5.18.2011

Photographers on Photographers: The Other Annie Leibovitz by Steve Davis

©Annie Leibovitz
Olympia-based photographer Steve Davis won 1st place in the Santa Fe Center for Photography's Project Competition Award in 2002 and is the recipient of two Washington Arts Commission/Artist Trust Fellowships. His images have appeared in Harper's and The New York Times Magazine and are in the collections of the Museum of Fine Arts, Houston, the George Eastman House, the Tacoma Art Museum, the Musee de la Photographie in Belgium, and the Haggerty Museum at Marquette University. A full-length interview with Steve was published on fototazo on March 1st and can be found here.

The Other Annie Leibovitz
by Steve Davis

As a young teenager in the early 1970's, I was interested in two things besides girls -- photography and rock music. Having a tin ear and proving too lazy to practice, that left me with photography -- a pursuit informed by family snapshot photography, classic Adams type landscapes, and increasingly by images celebrating rock stars, and a hip "counter culture" of which I was painfully ignorant. Most of these images were black and whites from Rolling Stone Magazine.

Annie Leibovitz began honing her craft at Rolling Stone at about that time. Her early photography proved to be exceptionally influential to me. Her images, like her subjects seemed mystical -- ambiguous and incomplete by design. Definitive clarity, obvious and accessible visual statements were more traits of an authoritarian culture, and not of Rolling Stone's or early Leibovitz. Her pictures were grounded in a grammar of grainy 35mm Tri-X, sometimes exposed properly, sometimes not; sometimes in focus, sometimes not so much. (I can still experience the smell of film and fixer whenever I lay eyes on those early pictures, and that alone makes me smile).

©Annie Leibovitz
Today it seems, the great celebrity photographer-turned-celebrity is hardly known for her early photojournalistic work. Her post 70's color portraiture has easily earned her a place at the 20th Century Great Masters Supper Table, (and I'll take no time in expressing the importance of that work in this article). One might see no need, I guess, to look back too far into the beginnings of her career and her art. No need to review her remarkable series about Nixon's resignation, the Rolling Stones on tour, or Ken Kesey's farm.

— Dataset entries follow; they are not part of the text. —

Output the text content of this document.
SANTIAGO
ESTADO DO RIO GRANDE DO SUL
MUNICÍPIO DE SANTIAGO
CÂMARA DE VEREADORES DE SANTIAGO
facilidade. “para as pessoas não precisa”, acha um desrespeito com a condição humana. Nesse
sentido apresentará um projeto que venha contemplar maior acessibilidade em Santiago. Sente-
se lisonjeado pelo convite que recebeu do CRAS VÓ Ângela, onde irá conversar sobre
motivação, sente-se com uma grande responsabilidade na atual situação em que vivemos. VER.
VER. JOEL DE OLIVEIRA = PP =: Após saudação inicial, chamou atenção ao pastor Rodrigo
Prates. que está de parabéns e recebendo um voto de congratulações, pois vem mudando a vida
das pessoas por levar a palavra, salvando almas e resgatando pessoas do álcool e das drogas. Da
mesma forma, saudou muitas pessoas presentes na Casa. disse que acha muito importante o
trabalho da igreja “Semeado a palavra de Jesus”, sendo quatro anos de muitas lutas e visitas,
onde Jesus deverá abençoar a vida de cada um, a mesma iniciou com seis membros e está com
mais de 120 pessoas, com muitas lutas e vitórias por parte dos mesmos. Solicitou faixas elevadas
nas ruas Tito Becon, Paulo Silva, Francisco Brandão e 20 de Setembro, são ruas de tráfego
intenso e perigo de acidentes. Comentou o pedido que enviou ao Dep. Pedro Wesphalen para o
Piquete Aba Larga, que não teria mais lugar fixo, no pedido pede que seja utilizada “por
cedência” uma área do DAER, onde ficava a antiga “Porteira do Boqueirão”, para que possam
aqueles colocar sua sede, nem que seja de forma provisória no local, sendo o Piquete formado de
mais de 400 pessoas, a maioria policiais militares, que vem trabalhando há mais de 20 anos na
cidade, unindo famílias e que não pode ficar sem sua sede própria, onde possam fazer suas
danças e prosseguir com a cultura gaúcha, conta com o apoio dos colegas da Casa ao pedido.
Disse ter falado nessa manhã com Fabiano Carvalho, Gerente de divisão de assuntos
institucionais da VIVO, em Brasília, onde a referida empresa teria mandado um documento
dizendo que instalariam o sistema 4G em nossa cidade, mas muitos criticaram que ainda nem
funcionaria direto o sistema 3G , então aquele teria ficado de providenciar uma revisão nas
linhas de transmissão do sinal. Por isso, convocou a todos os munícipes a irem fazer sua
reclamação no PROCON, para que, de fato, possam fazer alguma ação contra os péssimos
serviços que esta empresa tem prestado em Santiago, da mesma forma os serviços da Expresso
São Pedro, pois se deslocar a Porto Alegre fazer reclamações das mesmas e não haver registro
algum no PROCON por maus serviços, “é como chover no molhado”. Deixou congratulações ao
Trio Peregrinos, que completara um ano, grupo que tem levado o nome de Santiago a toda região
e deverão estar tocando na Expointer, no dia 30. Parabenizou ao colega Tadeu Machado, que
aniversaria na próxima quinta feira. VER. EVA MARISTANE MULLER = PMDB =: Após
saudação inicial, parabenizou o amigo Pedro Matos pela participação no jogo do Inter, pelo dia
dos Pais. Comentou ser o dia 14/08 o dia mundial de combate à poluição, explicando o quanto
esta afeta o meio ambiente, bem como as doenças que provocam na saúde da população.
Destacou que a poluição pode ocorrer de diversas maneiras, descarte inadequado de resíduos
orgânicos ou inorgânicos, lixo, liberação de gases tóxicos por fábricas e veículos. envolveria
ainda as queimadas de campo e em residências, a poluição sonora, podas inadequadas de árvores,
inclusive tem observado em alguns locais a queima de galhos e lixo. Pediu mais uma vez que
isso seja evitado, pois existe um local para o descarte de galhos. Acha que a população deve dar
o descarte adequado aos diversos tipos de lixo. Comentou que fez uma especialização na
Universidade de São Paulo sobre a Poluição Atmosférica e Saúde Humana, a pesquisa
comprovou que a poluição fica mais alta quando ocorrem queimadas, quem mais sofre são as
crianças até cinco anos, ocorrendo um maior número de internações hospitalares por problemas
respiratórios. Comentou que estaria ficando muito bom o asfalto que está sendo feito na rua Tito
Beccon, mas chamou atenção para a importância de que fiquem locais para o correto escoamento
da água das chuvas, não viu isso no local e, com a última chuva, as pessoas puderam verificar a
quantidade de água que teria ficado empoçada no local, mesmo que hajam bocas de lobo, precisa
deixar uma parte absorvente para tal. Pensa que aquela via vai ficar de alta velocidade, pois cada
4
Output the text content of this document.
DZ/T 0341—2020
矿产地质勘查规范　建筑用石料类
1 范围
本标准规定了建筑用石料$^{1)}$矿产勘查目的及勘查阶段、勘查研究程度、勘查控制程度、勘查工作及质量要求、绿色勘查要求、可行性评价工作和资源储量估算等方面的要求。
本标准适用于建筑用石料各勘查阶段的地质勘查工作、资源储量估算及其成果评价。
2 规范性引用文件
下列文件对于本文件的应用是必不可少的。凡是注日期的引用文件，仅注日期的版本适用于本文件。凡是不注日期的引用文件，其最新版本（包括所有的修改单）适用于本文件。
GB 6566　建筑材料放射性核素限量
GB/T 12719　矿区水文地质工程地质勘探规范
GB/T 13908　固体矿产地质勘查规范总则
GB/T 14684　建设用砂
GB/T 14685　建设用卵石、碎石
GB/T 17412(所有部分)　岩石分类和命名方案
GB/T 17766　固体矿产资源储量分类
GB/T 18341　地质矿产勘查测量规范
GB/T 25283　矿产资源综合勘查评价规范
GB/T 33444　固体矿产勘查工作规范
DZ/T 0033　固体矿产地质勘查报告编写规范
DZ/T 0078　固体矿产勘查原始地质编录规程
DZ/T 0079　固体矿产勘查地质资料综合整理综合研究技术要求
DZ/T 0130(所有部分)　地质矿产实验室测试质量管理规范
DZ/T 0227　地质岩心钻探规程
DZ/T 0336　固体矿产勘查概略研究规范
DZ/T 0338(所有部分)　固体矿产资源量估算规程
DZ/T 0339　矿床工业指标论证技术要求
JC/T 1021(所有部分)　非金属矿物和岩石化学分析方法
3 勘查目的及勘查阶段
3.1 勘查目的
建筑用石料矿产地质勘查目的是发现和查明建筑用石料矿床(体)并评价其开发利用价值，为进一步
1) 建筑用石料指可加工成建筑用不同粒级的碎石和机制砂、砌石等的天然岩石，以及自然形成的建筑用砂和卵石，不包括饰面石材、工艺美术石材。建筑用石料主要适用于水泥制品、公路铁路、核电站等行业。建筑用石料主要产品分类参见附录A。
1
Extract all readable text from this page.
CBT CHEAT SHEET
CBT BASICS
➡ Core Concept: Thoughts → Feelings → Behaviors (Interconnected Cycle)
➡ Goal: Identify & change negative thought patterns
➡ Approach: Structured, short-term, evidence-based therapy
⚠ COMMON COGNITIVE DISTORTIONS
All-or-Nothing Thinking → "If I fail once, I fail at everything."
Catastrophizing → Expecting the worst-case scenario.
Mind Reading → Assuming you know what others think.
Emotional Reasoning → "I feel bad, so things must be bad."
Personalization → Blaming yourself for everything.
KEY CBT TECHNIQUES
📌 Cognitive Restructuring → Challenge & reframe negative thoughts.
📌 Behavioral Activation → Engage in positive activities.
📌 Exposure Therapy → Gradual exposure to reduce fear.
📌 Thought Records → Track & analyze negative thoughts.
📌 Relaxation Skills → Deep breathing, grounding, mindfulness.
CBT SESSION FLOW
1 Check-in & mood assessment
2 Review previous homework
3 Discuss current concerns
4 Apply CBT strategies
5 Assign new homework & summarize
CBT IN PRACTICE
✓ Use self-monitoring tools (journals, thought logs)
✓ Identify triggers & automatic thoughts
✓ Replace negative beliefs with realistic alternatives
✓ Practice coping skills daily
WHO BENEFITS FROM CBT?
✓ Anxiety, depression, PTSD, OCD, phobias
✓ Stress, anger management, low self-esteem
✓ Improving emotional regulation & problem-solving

The best of her early portraiture is in my opinion, as good as her later, more polished and refined examples. The 1976 Brian Wilson standing on the beach in his bathrobe shows a man walking out of both surf and Bible. The 1970 John Lennon portrait shows a man both regal and common. Mick Jagger standing in a hospital elevator, patient and mystic -- examples of the photographer making pictures inviting contradiction and open-ended interpretations. If there was a clear message or overarching statement to Leibovitz's pre-1980's work, it is that there is no clear message or overarching statement to be had. Mystery and grace go hand in hand with berserk fans, drugged out rock stars and political corruption.

©Annie Leibovitz
Years ago I attended a workshop by Neal Slavin (famous for his large scale group portraits,) and as it turned out, friend and neighbor to Leibovitz. After speaking briefly about her Vanity Fair style of big business portraiture, he denounced her pre-color photojournalistic brand of photography -- the results of a beginner, not the master she would become. If that wasn't enough, he assured me that Leibovitz herself felt even stronger about the insignificance and amateur nature of those early photographs.

That kind of sucked. One of us was clearly wrong about the strength of that early work. It seemed unlikely that it could be Annie, or even Neal for that matter. What does it mean to base your entire life plan on bad work? Nothing, really. Even Slavin recanted his denouncement on the following day. I realized that none of that really matters. You see what you see.

©Annie Leibovitz
The last time I picked up a Rolling Stone was January 1981. It had the super famous John and Yoko image on the cover, taken by Leibovitz on the last day of his life. His death was a huge sensation of course -- described in the media as the "day the music died," his elegy was the elegy of an era. In looking through "Annie Leibovitz, 1970-1990" (Harper Collins, 1991) I am struck how this John and Yoko image serves as the line of demarcation between "Nikon Annie" and "Leibovitz Inc." I often wondered what could have gone through her head -- to take the final pictures at such a final point in popular culture. (How would you process that?)

Her later flashier, classier, hyper-real fantasy portraits for Rolling Stone, Vanity Fair and the advertising industry will eclipse the kind of work I mention here, probably justifiably so. But seeing pictures made by one person, sans directors, makeup artists, stylists, assistants or a script makes me remember why I picked up a camera.